They don’t keep records on these sorts of things, but Allison and Mike Ammeter are likely the first Canadian farm couple to each chair a provincial crop commission. Allison became chair of Alberta Pulse Growers at the organization’s annual general meeting at FarmTech, six weeks after Mike became chair of the Alberta Barley Commission. The couple, who has three grown children aged 20 to 25, crop 2,200 acres near Sylvan Lake. They spoke with Alberta Farmer about public service, their cropping choices, and use of social media.
Has there ever been a husband and wife who were both chairs of farm organizations?
Allison: “I know of commissions where both the husband and wife are involved on the board, but I don’t know of a couple who is both chairs. My board told me they don’t know of another board that has a female chair, so I may be setting a record there, too.”
What sort of commitment does it take to be a chair?
Mike: “I’ve heard some say it can be up to 100 days a year. I don’t know if I can take that many days away from the farm. Allison drives the combine in the fall, but I do all the seeding, spraying and grain hauling, for the most part. So I don’t know if I can pull 100 days out, but I anticipate 40 or 50.”
Allison: “Michael and I both believe in making sure our entire boards are involved and get opportunities. Both of us have the goal that if there are things other members of our board can do equally well, we’d like to share that experience.”
Why are you doing it?
Allison: “I think it’s about serving the industry, serving what we are part of.”
Mike: “I think I attended the first AGM of the barley commission (more than 20 years ago). I’ve always gone to regional meetings, I was a delegate for years, and became a director four years ago. Part of it is that the kids are out of the house, so that’s no longer an issue — and a tip of the hat to anyone who serves on a board and still has a family at home. That’s a huge, huge commitment.”
Allison: “I didn’t even step up onto a board until our last child got a driver’s licence. When the kids were at home, I was chauffeuring all the time, I home-schooled some — there were just other priorities. Now is the time of our life we can give back to this. And we’ve met wonderful people and had cool opportunities. You always get back more than you give. Yes, we’re investing time, but neither of us feel it’s a huge hardship. It’s a huge opportunity.”

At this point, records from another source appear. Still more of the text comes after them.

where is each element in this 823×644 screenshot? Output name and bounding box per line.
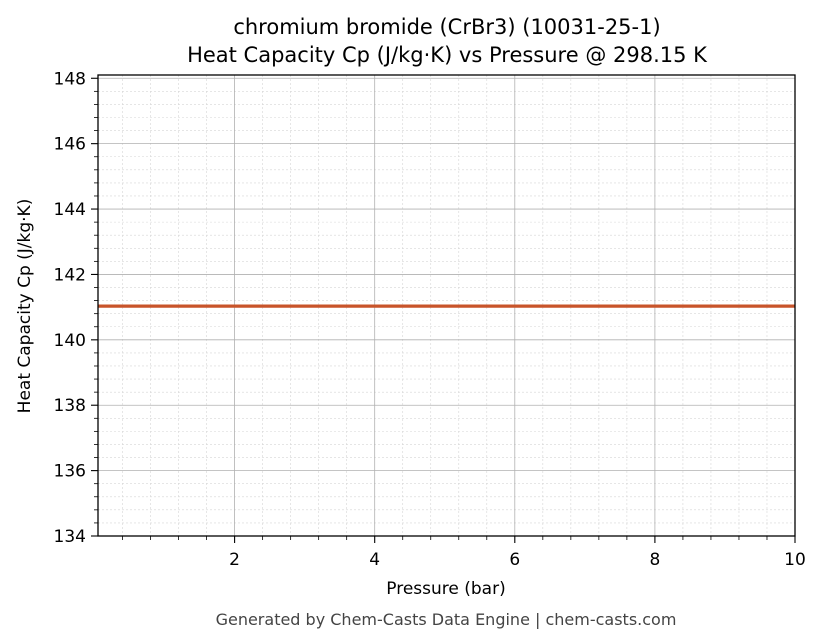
y-tick-label: 148 — [54, 69, 86, 89]
footer-credit: Generated by Chem-Casts Data Engine | ch… — [216, 610, 677, 629]
y-axis-label: Heat Capacity Cp (J/kg·K) — [15, 199, 35, 414]
y-tick-label: 138 — [54, 396, 86, 416]
minor-grid — [98, 75, 795, 536]
y-tick-label: 134 — [54, 527, 86, 547]
x-tick-label: 6 — [509, 550, 520, 570]
y-tick-label: 142 — [54, 265, 86, 285]
y-tick-label: 140 — [54, 331, 86, 351]
y-axis: 134 136 138 140 142 144 146 148 — [54, 69, 98, 547]
x-tick-label: 4 — [369, 550, 380, 570]
y-tick-label: 136 — [54, 462, 86, 482]
x-axis: 2 4 6 8 10 — [122, 536, 806, 570]
x-axis-label: Pressure (bar) — [386, 579, 505, 599]
y-tick-label: 144 — [54, 200, 86, 220]
x-tick-label: 10 — [784, 550, 806, 570]
plot-frame — [97, 74, 796, 537]
y-tick-label: 146 — [54, 135, 86, 155]
chart-subtitle: Heat Capacity Cp (J/kg·K) vs Pressure @ … — [187, 43, 708, 67]
x-tick-label: 2 — [229, 550, 240, 570]
chart-title: chromium bromide (CrBr3) (10031-25-1) — [233, 15, 660, 39]
x-tick-label: 8 — [649, 550, 660, 570]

What’s your recommendation for someone trying to decide whether to grow more pulses or barley this year?
Allison: “We have a four-year rotation and aim for a quarter of each: barley-wheat-canola-pulses. Rotation is the key to healthy crops. And I don’t mean canola-snow-canola.”
Mike: “It can vary a little. Last year we grew 600 to 700 acres of barley and 400 acres of pulses. So that rotation isn’t a hard-and-fast rule, but it’s pretty close to that.”
True or false? The better you are on social media, the better a leader you are.
Mike: “There’s probably an element of truth to that. My wife is the social media representative of the family. I creep into it a little bit, but I don’t really engage.”
How many times have you tweeted and when was your last one?
Mike (@mikeammeter): “Maybe two. And I couldn’t tell you when.”
Could it have been one tweet — “Coffee in banff” — at the barley commission’s AGM three years ago?
Mike (laughing): “That’s probably it.”
Allison (@AAmmeter; more than 8,000 tweets): “Now that I’ve had time to think about it, can I answer that question? No — I do not believe social media makes you a better leader. Leadership is a combination of a lot of traits, some you’re born with and some you learn. But I think social media helps us get our message out so much better.”
Are you prepared, Mike, to make a commitment to double your number of tweets?
Mike: “I’ve been challenged on that already. Let’s see, I had one three years ago. I think I could do another in the next three years.”
Allison: “I just want to say, Michael, that I didn’t know he was going to ask that. I did not set you up.”